Looking at the Russian Bariatric Registry, even patients over 60 mostly get sleeve resections and bypasses, about 180 and 150 operations last year, respectively.
Bariatric surgery types vary dramatically around the world. Some places favor classic bypasses, others prefer mini-bypasses or biliopancreatic diversion. This raises a question: Are people on different continents really that different? Or is it just about different surgical schools and preferences? I lean toward the latter.
«Our Patients Are as Fragile as Crystal»
According to Russian clinical guidelines, surgical treatment is recommended for people with grade 2 obesity who have related diseases, and especially for those with grade 3 obesity. But we can evaluate any patient aged 18–60. Just evaluate them. The patient's mind needs to be «ready» for surgery. Without that readiness, nothing will work. That's where I trust psychologists and psychiatrists. Bariatrics isn't the easy way out. First and foremost, it's about motivation.
A person doesn't just come in for surgery and leave. We track their motivation and commitment, and we support them through every stage: repeat hospitalizations, cardiology monitoring, and treatment recommendations. If they need a specialist, say, a sleep doctor for obstructive apnea, we don't just hand them a referral. We assign them to a specific physician, stay in contact with that doctor, and get feedback on treatment.
So when I started practicing bariatrics, I immediately built a team — on top of all the required specialists listed in regulations. We have an endocrinologist, cardiologist, psychologist, psychotherapist, and geriatrician.

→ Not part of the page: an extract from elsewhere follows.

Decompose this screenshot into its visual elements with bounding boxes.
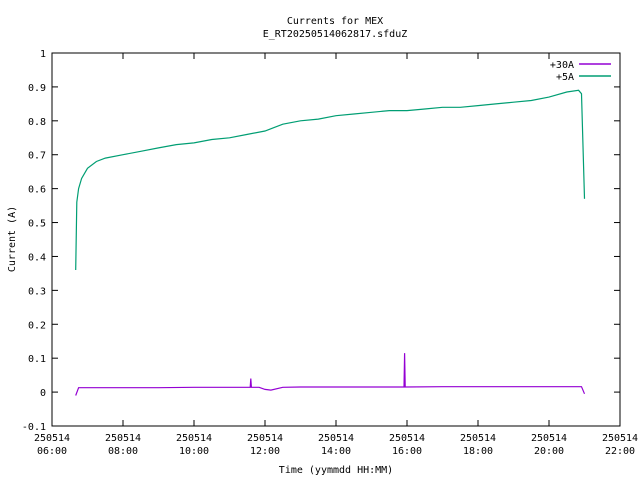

All our operations are minimally invasive, laparoscopic. That's what sets us apart from general surgery. We understand the people we work with: size doesn't matter, because our typical patient is actually as fragile as crystal.
When it comes to selection criteria, it's important to understand this: before age 60, aesthetic concerns often dominate: eating disorders, a sedentary lifestyle, the habit of spending evenings at home instead of staying active. After 60, it's a completely different story. These are truly suffering people: barely mobile, with grade 3 obesity or super obesity, with destroyed joints and spines. A vicious cycle develops, pain limits movement, which worsens obesity. This isn't about looks anymore. It's about preserving life and quality of life.
There's also a special group of patients with sarcopenic obesity, where body composition changes and muscle mass decreases. Working with these patients is especially challenging. We need new approaches and operation types, and we're actively developing them now.
Of course, there are individual cases. For example, I had a patient with a BMI of 29. Technically, that's not an indication for surgery. But over 10 years, she tried medications six times, and her weight fluctuated by 50 kilograms. Ultimately, it was a well-justified decision.
There was another case where surgery was performed at a BMI of 24.5. That decision took a long time and only happened after a comprehensive workup, multiple consultations, and discussion at a multidisciplinary conference. These operations are performed in global practice too. Everything depends on the specific situation and whether the patient has exhausted all conservative options.